– Europe/Lisbon — Online
Matheus B. Guerrero, King Abdullah University of Science and Technology
Conex-Connect: Learning Patterns in Extremal Brain Connectivity From Multi-Channel EEG Data
Epilepsy is a chronic neurological disorder affecting more than 50 million people globally. An epileptic seizure acts like a temporary shock to the neuronal system, disrupting normal electrical activity in the brain. Epilepsy is frequently diagnosed with electroencephalograms (EEGs). Current methods study only the time-varying spectra and coherence but do not directly model changes in extreme behavior, neglecting the fact that neuronal oscillations exhibit non-Gaussian heavy-tailed probability distributions. To overcome this limitation, we propose a new approach to characterize brain connectivity based on the joint tail (i.e., extreme) behavior of the EEGs. Our proposed method, the conditional extremal dependence for brain connectivity (Conex-Connect), is a pioneering approach that links the association between extreme values of higher oscillations at a reference channel with the other brain network channels.
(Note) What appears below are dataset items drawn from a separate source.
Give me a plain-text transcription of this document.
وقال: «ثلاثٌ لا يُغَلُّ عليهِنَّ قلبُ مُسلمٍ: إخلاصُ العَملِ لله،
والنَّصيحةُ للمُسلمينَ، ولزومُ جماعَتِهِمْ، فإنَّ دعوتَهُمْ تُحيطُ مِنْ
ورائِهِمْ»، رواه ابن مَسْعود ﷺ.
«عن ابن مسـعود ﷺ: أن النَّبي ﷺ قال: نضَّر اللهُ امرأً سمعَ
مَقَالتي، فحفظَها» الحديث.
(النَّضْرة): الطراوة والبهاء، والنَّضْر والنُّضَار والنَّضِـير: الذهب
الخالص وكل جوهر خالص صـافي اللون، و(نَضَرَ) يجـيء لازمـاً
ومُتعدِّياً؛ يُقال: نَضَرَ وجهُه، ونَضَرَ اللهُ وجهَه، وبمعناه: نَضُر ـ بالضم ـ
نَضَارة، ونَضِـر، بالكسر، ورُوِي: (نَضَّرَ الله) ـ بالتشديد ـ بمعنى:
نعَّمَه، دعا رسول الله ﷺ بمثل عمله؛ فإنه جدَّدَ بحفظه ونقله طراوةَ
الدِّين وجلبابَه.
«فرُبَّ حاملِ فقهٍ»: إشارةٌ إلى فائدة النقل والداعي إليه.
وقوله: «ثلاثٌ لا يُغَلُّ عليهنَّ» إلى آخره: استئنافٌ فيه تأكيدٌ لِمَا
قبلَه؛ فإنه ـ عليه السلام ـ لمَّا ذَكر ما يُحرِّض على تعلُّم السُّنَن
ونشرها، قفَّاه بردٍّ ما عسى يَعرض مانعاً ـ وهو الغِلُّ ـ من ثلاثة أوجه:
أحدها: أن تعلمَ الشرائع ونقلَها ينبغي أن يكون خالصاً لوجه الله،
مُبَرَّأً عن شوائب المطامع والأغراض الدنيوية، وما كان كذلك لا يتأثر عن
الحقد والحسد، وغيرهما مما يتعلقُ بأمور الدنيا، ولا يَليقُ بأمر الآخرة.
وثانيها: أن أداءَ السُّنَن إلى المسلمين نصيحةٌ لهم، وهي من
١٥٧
Using the Conex-Connect method, we discover changes in the extremal dependence driven by the activity at the foci of the epileptic seizure. Our model-based approach reveals that, pre-seizure, the dependence is notably stable for all channels when conditioning on extreme values of the focal seizure area. By contrast, the dependence between channels is weaker during the seizure, and dependence patterns are more "chaotic." Using the Conex-Connect method, we identified the high-frequency oscillations as the most relevant features explaining the conditional extremal dependence of brain connectivity.